But what about smaller companies? Or departments within larger organizations? With access to timely data such a critical requirement for sound decision making, why shouldn’t data warehousing be within the reach of every company and every workgroup? And why should line-of-business management—so pressured to produce results—continue to be beholden to technical staff to get at the information that could mean the difference between success and unemployment? Clearly, there has got to be a simpler, faster and less expensive way to implement data warehousing.

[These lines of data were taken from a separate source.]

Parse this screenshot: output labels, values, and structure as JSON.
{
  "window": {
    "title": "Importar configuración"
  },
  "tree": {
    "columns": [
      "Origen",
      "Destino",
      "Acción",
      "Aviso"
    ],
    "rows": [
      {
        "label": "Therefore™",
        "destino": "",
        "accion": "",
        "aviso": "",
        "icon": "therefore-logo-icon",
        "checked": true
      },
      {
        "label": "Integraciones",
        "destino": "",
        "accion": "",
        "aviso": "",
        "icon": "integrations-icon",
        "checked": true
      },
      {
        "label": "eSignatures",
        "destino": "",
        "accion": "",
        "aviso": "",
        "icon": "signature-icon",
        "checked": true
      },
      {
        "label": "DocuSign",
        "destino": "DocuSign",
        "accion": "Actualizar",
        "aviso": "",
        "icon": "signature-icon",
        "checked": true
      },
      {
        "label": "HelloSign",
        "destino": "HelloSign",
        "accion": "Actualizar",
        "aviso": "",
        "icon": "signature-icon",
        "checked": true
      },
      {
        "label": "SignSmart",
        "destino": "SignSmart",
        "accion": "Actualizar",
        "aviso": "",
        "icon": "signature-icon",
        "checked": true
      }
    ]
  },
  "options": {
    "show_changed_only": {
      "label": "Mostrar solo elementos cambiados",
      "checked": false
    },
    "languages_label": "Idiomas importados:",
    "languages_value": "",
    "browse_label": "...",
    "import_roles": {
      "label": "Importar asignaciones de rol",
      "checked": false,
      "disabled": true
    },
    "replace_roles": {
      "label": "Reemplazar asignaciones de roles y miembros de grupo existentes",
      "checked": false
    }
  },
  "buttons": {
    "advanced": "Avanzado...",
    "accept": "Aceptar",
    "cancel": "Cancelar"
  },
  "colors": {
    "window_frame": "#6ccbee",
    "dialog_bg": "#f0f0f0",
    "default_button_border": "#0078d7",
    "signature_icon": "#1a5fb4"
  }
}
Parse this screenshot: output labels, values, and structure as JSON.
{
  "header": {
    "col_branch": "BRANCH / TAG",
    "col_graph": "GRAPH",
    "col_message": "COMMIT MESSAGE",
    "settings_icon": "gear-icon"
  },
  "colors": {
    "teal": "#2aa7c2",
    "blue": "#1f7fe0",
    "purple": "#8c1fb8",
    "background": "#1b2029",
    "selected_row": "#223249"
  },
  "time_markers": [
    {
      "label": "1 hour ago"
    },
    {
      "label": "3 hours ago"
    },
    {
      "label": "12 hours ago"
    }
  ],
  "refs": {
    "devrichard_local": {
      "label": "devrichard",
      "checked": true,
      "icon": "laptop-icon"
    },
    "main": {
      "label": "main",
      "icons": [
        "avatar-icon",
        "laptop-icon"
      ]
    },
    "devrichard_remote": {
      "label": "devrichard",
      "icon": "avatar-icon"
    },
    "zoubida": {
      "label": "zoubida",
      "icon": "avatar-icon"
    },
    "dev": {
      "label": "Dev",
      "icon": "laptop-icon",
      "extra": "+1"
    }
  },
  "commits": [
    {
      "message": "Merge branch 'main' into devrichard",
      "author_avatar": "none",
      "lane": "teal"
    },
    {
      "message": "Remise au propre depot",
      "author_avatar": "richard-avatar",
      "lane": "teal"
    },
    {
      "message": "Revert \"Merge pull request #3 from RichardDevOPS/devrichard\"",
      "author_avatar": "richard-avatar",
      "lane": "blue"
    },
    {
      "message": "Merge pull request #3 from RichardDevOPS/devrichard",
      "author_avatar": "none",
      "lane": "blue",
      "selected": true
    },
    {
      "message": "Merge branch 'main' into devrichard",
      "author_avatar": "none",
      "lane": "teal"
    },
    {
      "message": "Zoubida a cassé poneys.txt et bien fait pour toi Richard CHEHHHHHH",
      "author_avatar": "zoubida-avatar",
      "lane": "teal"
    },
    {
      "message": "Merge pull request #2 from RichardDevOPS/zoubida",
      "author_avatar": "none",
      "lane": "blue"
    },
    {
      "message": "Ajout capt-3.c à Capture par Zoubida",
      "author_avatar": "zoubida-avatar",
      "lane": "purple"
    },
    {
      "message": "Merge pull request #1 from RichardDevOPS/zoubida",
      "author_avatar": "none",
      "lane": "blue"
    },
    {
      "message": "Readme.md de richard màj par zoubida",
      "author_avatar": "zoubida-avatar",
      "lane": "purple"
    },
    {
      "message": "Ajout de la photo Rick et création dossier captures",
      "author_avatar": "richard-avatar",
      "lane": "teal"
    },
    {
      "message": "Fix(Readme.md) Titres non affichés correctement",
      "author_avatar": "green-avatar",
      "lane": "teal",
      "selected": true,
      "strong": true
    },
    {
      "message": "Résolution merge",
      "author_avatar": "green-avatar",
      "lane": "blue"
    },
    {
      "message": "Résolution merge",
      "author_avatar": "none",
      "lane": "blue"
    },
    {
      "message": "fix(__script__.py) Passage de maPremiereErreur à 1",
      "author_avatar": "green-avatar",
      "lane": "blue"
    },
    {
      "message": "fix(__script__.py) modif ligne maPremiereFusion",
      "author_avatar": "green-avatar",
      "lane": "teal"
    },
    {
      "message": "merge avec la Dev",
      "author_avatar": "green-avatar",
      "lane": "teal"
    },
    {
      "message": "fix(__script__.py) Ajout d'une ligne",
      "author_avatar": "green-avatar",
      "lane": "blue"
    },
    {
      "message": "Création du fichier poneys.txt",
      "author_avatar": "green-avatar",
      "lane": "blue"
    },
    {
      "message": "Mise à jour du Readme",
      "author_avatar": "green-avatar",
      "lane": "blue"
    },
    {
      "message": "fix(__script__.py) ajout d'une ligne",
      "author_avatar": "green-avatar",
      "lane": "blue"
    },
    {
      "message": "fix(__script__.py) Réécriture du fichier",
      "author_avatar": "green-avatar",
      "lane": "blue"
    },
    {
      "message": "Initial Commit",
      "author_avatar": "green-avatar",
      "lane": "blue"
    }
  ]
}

A New Approach: Enterprise-Scalable Data Marts
There is. It’s called the enterprise scalable data mart—highly focused line-of-business data warehouses that put targeted information into the hands of decision makers. Data marts are data warehouses, but unlike the highly centralized, multiple line-of-business warehouses developed in the past, data marts are single subject (e.g. sales, finance), fast and easy to implement. They offer organizations greater flexibility, without sacrificing the all-important requirement of enterprise scalability. In contrast to the COBOL code-generation approach required by many of the traditional data warehousing solutions, today’s "second-generation" data mart technology propagates data from either centralized data stores, or operational transaction databases using a real-time extract/transform/load engine, and features highly graphical client/server tools, integrated metadata (the critical "card catalog" that provides a universal overview of how and where data is stored )and innovative, centralized management capabilities.
The results are nothing short of astounding—data warehousing systems built and managed at a fraction of the cost of centralized implementations; completed in months, instead of years; with little or no consulting services required.
This white paper examines in-depth the enterprise-scalable data mart architecture, a technology poised to drastically reshape the economics and application of data warehousing. Included is a contrasting view of the features and benefits of a data mart architecture with those of a legacy data warehouse, as well as a brief overview of the PowerMart suite, the integrated set of software tools from Informatica Corp. for building, deploying and managing enterprise-scalable data mart solutions.
The Corporate Data Warehouse: Promise Versus Reality
In the past, corporate data warehouse implementations have been mainframe-centric, enterprise-wide in scope, and top-down driven by IT management. Under this architecture, everything is built at the enterprise level—one common data warehouse holding all of the decision support information for all user requirements. A separate database is maintained for the company’s operational systems.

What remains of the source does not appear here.